MDCT


It means the “Modified Discrete Cosine Transform” and does the same as the “Discrete Fourier Transform” (DFT).

It is a newer mathematical algorithm for lossy audio bit-reduction in most audio bit-reductions.

The basis of audio data compression or decreasing the number of bits in the audio stream is to convert the discrete audio “time samples” to “discrete frequency samples”, meticulously encode the latter and then save or send them as what we know, for example, MP3 and AAC file or streams.

We could also use The Discrete Fourier Transform (DFT). However, the FFT was a bit of a show-stopper. Minimizing audio artefacts needed windowing and 50/50 overlapping of the sample window. However, the 50/50 overlapping of the samples means that the DFT took time to execute two times on the same samples with a double output of frequency samples.

When we look under the hood of the Discrete Fourier Transform (DFT), it does a Discrete Cosine Transform (real part) or DCT, but on top of that, it also does a Discrete Sine Transformation (DST).

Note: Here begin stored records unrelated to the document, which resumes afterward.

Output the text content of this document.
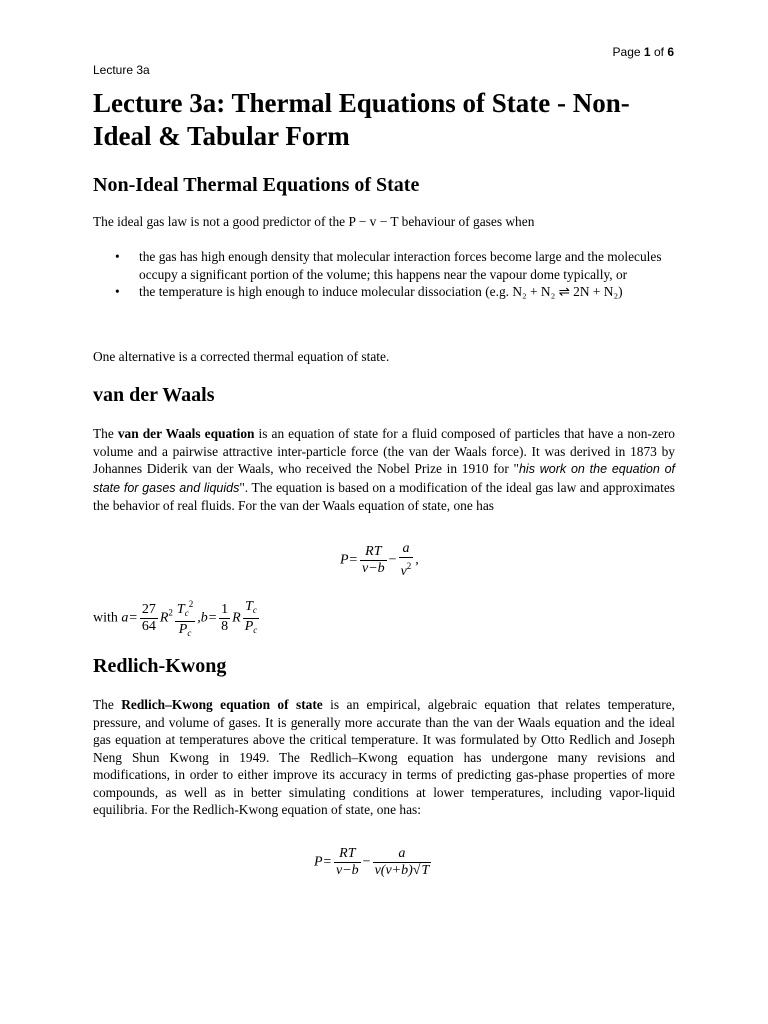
Page 1 of 6
Lecture 3a
Lecture 3a: Thermal Equations of State - Non-Ideal & Tabular Form
Non-Ideal Thermal Equations of State
The ideal gas law is not a good predictor of the P − v − T behaviour of gases when
• the gas has high enough density that molecular interaction forces become large and the molecules occupy a significant portion of the volume; this happens near the vapour dome typically, or
• the temperature is high enough to induce molecular dissociation (e.g. N₂ + N₂ ⇌ 2N + N₂)
One alternative is a corrected thermal equation of state.
van der Waals
The van der Waals equation is an equation of state for a fluid composed of particles that have a non-zero volume and a pairwise attractive inter-particle force (the van der Waals force). It was derived in 1873 by Johannes Diderik van der Waals, who received the Nobel Prize in 1910 for "his work on the equation of state for gases and liquids". The equation is based on a modification of the ideal gas law and approximates the behavior of real fluids. For the van der Waals equation of state, one has
$P= \frac{RT}{v-b} - \frac{a}{v^2}$ ,
with $a= \frac{27}{64} R^2 \frac{T_c^2}{P_c} ,b= \frac{1}{8}$ R $\frac{T_c}{P_c}$
Redlich-Kwong
The Redlich–Kwong equation of state is an empirical, algebraic equation that relates temperature, pressure, and volume of gases. It is generally more accurate than the van der Waals equation and the ideal gas equation at temperatures above the critical temperature. It was formulated by Otto Redlich and Joseph Neng Shun Kwong in 1949. The Redlich–Kwong equation has undergone many revisions and modifications, in order to either improve its accuracy in terms of predicting gas-phase properties of more compounds, as well as in better simulating conditions at lower temperatures, including vapor-liquid equilibria. For the Redlich-Kwong equation of state, one has:
$P= \frac{RT}{v-b} - \frac{a}{v(v+b)√T}$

Both together then produce a complex result with the cosine as the real part and the sine as the imaginary part. Therefore, due to the lapped sampling, the Discrete Fourier Transform (DFT) results in double the calculation work with double the number of bits as output. It is not precisely what we are looking for when we want to reduce the number of audio bits.

In short, we can say that the DFT does two transformations, and the audio conversion needs a double-lapped sampling. There are too many bits and too many calculations.

Why do approximately two times the same thing, resulting in a double of bits? It was probably the question that some mathematicians wondered about. In the seventies, they came up with a solution called MDCT.

What if, instead of the Fourier transform, you do only the real part transformation (the Discrete Cosine Transform)? You try to retrieve the missing information through the overlap without doing the Discrete Sine Transform in the Fourier transformation.

They came up with solely the Discrete Cosine Transform combined with specific overlapping, resulting in half of the bits. They called it the Modified Discrete Cosine Transform (MDCT).

It was an opportunity to achieve a substantial bit reduction in digital audio coding when suddenly the double sampling had the advantage that it was sufficient to reduce the DFT to a simpler Discrete Cosine Transform (DCT).

However, the advantage of the necessary overlap can ensure that only the Discrete Cosine Transform is sufficient and that the overlap resulting in a double conversion can still preserve the phase between the frequencies. When encountering MDCT in DAB literature, you can assume this is an improved DFT version suitable for audio data compression or bit reduction. Many audio bit reductions include MP3 (2 steps FFT + MDCT), AAC (MDCT only), Ogg Vorbis, LDAC, Dolby AC-4, and Windows Media Audio using MDCT.